New field of sentiment analysis is crunching emotions into hard data to serve the bottom line
Computers may be good at crunching numbers, but can they crunch feelings?
The rise of blogs and social networks has fuelled a bull market in personal opinion: reviews, ratings, recommendations and other forms of online expression. For computer scientists, this fast-growing mountain of data is opening a tantalizing window into the collective consciousness of Internet users.
An emerging field known as sentiment analysis is taking shape around one of the computer world’s unexplored frontiers: translating the vagaries of human emotion into hard data.
This is more than just an interesting programming exercise. For many businesses, online opinion has turned into a kind of virtual currency that can make or break a product in the marketplace.
Yet many companies struggle to make sense of the caterwaul of complaints and compliments that now swirl around their products online.
As sentiment analysis tools begin to take shape, they could not only help businesses improve their bottom lines, but also eventually transform the experience of searching for information online.

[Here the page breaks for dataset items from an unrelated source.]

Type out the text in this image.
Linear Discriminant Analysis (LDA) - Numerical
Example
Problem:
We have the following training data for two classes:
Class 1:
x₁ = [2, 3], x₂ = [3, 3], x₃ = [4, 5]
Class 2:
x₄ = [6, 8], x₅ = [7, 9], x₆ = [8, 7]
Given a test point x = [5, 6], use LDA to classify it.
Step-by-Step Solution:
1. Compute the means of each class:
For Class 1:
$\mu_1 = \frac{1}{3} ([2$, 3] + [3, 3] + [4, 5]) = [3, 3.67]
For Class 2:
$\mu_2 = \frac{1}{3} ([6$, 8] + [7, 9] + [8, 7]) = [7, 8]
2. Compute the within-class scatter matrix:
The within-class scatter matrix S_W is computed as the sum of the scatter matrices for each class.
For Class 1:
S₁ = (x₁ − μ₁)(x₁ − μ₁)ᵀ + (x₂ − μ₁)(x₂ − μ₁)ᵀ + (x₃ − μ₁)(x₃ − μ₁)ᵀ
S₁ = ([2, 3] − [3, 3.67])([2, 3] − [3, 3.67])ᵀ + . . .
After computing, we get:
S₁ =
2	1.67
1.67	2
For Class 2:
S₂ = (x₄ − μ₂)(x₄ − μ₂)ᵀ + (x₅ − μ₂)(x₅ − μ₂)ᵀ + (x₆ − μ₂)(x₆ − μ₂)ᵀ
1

Several new sentiment analysis companies are trying to tap into the growing business interest in what is being said online.
“Social media used to be this cute project for 25-year-old consultants,” said Margaret Francis, vice-president for product at Scout Labs in San Francisco. Now, she said, “top executives are recognizing it as an incredibly rich vein of market intelligence.”
Scout Labs, backed by the venture capital firm started by the CNet founder Halsey Minor, recently introduced a subscription service that allows customers to monitor blogs, news articles, online forums and social networking sites for trends in opinions about products, services or topics in the news.
In early May, the ticket marketplace StubHub used Scout Labs’ monitoring tool to identify a sudden surge of negative blog sentiment after rain delayed a Yankees-Red Sox game.
Stadium officials mistakenly told hundreds of fans that the game had been cancelled, and StubHub denied fans’ requests for refunds, on the grounds that the game had actually been played. But after spotting trouble brewing online, the company offered discounts and credits to the affected fans. It is now re-evaluating its bad-weather policy.
“This is a canary in a coal mine for us,” said John Whelan, StubHub’s director of customer service.
Jodange, based in Yonkers, N.Y., offers a service geared toward online publishers that lets the firm incorporate opinion data drawn from more than 450,000 sources, including mainstream news sources, blogs and Twitter.
Based on research by Claire Cardie, a Cornell University computer science professor, and Jan Wiebe of the University of Pittsburgh, the service uses a sophisticated algorithm that not only evaluates sentiments about particular topics, but also identifies the most influential opinion holders.
Jodange, whose early investors include the National Science Foundation, is currently working on a new algorithm that could use opinion data to predict future developments, like forecasting the impact of newspaper editorials on a company’s stock price.
In a similar vein, The Financial Times recently introduced Newssift, an experimental program that tracks sentiments about business topics in the news, coupled with a specialized search engine that allows users to organize their queries by topic, organization, place, person and theme.
Using Newssift, a search for Wal-Mart reveals that recent sentiment about the company is running positive by a ratio of slightly better than two to one. When that search is refined with the suggested term “Labour Force and Unions,” however, the ratio of positive to negative sentiments drops closer to one to one.
Such tools could help companies pinpoint the effect of specific issues on customer perceptions, helping them respond with appropriate marketing and public-relations strategies.
For casual web surfers, simpler incarnations of sentiment analysis are sprouting up in the form of lightweight tools like Tweetfeel, Twendz and Twitrratr. These sites allow users to take the pulse of Twitter users about particular topics.
A quick search on Tweetfeel, for example, reveals that 77 per cent of recent tweeters liked the movie Julie & Julia.
But the same search on Twitrratr reveals a few misfires. The site assigned a negative score to a tweet reading “julie and julia was truly delightful!!”
That same message ended with “we all felt very hungry afterwards” – and the system took the word “hungry” to indicate a negative sentiment.
While the more advanced algorithms used by Scout Labs, Jodange and Newssift employ advanced analytics to avoid such pitfalls, none of these services works perfectly.
“Our algorithm is about 70 to 80 per cent accurate,” said Francis, who added that its users can reclassify inaccurate results so the system learns from its mistakes.
Translating the slippery stuff of human language into binary values will always be an imperfect science, however.
“Sentiments are very different from conventional facts,” said Seth Grimes, the founder of the suburban Maryland consulting firm Alta Plana, who points to the many cultural factors and linguistic nuances that make it difficult to turn a string of written text into a simple pro or con sentiment. “`Sinful’ is a good thing when applied to chocolate cake,” he said.
The simplest algorithms work by scanning keywords to categorize a statement as positive or negative, based on a simple binary analysis (“love” is good, “hate” is bad).
But that approach fails to capture the subtleties that bring human language to life: irony, sarcasm, slang and other idiomatic expressions.
Reliable sentiment analysis requires parsing many linguistic shades of grey.